Court Opinion

ID: 3604751
Source: CourtListenerOpinion
Date Created: 2016-07-05 23:50:30.703563+00
Date Added: 2024-06-11T12:52:15.337050
License: Public Domain

I concur in the result. I think the fact that plaintiff accepted the stock certificate in question without any genuine countersignature and certificate by the duly appointed registrar of defendant's stock certificates that the same had been duly registered, but rather accepted said stock certificate with a forged purported certificate by the registrar is a very important circumstance in determining its right to recover herein.
The Central Trust Company had been duly appointed registrar of the capital stock of the defendant corporation.
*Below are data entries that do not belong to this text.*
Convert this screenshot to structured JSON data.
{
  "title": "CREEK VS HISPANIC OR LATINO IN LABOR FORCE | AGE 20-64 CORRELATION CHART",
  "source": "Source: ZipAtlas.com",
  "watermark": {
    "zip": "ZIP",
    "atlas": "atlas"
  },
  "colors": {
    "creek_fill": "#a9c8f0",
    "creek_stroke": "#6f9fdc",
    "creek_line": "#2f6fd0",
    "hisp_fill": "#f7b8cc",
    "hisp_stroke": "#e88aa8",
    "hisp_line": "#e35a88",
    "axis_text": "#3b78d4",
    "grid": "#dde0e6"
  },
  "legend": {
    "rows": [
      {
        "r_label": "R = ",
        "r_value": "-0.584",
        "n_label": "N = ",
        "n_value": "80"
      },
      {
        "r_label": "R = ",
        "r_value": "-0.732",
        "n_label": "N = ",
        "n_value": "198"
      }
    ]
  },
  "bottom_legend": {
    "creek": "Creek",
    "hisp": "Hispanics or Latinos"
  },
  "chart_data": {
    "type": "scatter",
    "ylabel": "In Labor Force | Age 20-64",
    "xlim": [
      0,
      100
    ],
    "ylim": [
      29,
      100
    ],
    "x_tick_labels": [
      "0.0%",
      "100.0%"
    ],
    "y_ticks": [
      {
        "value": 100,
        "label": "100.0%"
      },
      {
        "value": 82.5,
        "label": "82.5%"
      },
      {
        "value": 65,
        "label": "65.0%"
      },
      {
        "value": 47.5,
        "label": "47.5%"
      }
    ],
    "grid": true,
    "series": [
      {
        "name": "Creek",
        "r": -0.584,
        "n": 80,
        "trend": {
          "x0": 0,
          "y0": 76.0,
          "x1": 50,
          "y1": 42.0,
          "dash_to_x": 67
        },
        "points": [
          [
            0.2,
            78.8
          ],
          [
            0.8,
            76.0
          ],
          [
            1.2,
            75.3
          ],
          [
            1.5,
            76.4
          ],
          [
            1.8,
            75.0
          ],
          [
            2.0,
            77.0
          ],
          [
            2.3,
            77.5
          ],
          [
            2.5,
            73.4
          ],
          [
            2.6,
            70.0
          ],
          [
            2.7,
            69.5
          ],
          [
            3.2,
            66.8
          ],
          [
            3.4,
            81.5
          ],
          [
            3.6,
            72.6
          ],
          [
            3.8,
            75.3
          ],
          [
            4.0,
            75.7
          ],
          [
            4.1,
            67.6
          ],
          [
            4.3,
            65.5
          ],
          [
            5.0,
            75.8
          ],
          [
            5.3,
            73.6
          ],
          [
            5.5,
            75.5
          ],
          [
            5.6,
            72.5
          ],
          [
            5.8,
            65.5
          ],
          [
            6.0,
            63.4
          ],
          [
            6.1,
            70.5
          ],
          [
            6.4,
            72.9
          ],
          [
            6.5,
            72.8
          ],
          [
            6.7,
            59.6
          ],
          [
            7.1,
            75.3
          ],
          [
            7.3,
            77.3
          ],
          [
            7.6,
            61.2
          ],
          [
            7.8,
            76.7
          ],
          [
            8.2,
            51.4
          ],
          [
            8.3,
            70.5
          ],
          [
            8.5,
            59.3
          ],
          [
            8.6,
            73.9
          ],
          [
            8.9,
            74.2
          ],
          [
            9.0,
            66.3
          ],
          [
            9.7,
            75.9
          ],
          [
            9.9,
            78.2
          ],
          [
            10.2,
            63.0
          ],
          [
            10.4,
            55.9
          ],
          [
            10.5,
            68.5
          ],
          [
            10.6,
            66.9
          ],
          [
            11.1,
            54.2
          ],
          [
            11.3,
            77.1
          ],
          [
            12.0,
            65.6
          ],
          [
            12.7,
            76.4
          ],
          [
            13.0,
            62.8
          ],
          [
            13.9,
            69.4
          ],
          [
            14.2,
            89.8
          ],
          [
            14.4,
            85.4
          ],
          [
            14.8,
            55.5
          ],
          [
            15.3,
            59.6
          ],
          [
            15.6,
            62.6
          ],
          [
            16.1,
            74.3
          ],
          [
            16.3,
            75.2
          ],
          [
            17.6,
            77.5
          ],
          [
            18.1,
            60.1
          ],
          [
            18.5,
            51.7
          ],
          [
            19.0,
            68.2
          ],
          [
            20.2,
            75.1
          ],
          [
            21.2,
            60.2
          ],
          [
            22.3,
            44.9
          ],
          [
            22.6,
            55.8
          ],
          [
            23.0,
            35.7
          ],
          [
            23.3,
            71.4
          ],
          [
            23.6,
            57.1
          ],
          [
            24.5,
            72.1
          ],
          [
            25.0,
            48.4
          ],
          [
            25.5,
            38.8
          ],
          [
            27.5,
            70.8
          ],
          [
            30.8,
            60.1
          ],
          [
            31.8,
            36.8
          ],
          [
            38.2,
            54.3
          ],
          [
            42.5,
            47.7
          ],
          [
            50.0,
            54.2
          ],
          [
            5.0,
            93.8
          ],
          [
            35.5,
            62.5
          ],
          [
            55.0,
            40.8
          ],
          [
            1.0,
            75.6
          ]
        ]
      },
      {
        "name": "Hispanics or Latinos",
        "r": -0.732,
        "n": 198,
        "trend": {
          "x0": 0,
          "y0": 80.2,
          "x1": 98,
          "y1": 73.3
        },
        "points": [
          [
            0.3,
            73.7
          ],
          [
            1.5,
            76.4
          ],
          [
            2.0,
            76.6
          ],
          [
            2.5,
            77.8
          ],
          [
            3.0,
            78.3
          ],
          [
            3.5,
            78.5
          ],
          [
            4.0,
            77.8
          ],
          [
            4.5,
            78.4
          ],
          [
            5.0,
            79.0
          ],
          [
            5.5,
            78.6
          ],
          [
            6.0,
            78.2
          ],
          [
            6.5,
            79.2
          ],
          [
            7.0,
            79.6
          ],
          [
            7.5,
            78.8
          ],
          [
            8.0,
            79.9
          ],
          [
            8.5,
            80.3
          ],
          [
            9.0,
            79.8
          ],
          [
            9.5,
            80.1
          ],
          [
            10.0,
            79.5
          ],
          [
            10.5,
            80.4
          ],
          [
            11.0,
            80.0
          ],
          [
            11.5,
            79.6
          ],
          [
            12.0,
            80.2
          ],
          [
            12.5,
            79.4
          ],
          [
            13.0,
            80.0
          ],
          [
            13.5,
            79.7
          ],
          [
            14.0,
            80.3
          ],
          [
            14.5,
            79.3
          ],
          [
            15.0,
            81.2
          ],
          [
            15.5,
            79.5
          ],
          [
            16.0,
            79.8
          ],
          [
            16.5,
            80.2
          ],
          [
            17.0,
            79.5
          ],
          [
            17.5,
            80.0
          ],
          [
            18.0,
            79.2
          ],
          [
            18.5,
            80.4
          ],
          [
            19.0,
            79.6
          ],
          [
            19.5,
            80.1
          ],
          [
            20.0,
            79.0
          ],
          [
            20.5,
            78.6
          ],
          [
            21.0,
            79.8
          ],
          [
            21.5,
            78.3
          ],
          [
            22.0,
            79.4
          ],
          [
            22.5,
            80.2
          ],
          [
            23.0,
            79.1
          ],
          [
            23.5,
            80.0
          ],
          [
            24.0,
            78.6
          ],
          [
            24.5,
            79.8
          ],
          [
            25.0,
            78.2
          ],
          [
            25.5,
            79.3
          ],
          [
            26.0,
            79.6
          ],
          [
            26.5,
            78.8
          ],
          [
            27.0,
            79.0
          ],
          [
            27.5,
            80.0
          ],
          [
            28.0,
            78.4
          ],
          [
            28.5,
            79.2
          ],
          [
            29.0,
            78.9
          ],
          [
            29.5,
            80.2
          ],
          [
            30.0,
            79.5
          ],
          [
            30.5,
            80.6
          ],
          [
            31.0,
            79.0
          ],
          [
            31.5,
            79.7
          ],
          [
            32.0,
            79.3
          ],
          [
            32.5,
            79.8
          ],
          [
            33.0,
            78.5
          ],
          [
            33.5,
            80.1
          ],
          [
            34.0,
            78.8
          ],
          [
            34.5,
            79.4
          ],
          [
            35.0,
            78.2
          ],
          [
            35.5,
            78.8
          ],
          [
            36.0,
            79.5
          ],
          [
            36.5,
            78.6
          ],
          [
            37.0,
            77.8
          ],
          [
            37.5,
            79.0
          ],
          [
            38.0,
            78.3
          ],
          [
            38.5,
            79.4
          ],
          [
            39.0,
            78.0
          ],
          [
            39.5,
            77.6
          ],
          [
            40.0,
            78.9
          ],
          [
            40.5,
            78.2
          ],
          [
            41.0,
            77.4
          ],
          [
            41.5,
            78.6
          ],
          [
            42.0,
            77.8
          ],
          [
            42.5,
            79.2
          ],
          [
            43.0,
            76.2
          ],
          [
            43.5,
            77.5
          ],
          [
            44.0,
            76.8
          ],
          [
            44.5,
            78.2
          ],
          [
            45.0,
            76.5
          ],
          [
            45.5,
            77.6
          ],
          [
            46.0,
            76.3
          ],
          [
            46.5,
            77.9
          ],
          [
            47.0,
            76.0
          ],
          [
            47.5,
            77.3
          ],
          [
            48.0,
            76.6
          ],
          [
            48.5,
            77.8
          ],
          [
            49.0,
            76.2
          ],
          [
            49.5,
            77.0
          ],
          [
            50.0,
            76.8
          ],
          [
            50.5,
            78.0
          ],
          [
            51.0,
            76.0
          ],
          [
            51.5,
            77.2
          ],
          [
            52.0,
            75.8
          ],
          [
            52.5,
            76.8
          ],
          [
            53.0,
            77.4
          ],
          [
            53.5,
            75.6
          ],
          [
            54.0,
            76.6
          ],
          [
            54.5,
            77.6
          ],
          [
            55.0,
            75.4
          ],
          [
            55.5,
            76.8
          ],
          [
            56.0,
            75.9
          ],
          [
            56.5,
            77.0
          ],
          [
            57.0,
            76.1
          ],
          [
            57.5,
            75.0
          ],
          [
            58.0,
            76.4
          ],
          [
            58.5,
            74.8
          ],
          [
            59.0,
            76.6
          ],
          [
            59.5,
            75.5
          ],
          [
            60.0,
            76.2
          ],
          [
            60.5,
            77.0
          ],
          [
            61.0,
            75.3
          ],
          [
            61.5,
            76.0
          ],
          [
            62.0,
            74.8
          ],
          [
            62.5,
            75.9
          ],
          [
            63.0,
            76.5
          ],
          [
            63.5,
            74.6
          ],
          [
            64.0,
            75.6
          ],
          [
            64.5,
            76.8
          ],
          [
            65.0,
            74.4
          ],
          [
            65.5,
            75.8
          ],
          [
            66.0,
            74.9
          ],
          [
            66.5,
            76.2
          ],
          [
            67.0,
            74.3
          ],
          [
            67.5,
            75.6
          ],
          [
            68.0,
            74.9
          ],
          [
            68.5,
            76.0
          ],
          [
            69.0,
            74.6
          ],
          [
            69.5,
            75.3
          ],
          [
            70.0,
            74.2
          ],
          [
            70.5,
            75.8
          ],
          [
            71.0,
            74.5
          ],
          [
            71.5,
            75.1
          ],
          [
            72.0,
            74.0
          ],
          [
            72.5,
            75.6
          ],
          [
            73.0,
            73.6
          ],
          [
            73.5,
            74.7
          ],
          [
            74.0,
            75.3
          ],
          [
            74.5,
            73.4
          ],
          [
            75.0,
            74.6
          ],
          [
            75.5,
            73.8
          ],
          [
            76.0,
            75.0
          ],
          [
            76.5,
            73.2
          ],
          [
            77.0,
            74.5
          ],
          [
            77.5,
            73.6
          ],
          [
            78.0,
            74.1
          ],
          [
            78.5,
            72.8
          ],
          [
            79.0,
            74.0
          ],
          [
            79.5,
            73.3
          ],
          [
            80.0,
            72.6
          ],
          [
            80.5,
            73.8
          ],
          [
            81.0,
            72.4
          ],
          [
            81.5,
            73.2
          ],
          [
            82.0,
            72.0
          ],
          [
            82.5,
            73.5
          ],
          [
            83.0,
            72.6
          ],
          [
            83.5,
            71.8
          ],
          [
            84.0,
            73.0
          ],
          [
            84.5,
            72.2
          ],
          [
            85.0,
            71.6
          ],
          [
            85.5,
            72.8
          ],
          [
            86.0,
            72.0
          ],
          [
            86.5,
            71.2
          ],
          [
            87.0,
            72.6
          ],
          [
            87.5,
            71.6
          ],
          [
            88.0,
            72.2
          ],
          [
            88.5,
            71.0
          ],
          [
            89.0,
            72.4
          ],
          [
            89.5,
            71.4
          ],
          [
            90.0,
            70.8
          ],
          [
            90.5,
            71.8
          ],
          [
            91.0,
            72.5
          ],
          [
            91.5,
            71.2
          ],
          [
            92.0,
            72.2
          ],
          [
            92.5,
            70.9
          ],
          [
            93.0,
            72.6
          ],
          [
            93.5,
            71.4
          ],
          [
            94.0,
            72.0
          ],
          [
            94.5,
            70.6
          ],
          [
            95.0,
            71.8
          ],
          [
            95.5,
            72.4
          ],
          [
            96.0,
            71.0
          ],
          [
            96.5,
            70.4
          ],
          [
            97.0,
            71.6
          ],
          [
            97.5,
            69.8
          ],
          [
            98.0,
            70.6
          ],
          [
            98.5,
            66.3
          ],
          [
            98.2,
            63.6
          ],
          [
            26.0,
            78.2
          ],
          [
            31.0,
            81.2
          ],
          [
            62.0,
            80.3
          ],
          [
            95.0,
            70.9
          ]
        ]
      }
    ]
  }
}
While the certificate did not by words upon its face specifically require that a stock certificate must be countersigned and registered by such registrar in order to make the transfer valid, the fact that a blank certificate for this purpose was printed upon the certificate and that the same purported to have been executed by the registrar, considered in the light of the knowledge which we must assume was possessed by plaintiff of the common practice to require certificates of stock to be countersigned and registered, was in my judgment notice to the plaintiff that in actual practice such countersigning and registering were essential to give the stock certificate validity. Of course if this is so plaintiff was charged with the obligation of knowing or ascertaining that the certificate of registry was genuine and if, as the result of overconfidence and neglect of inquiry, it accepted a stock certificate upon which the registrar's certificate had been forged, it was itself guilty of neglect and mistake, which prevents it from claiming that defendant was guilty of negligence.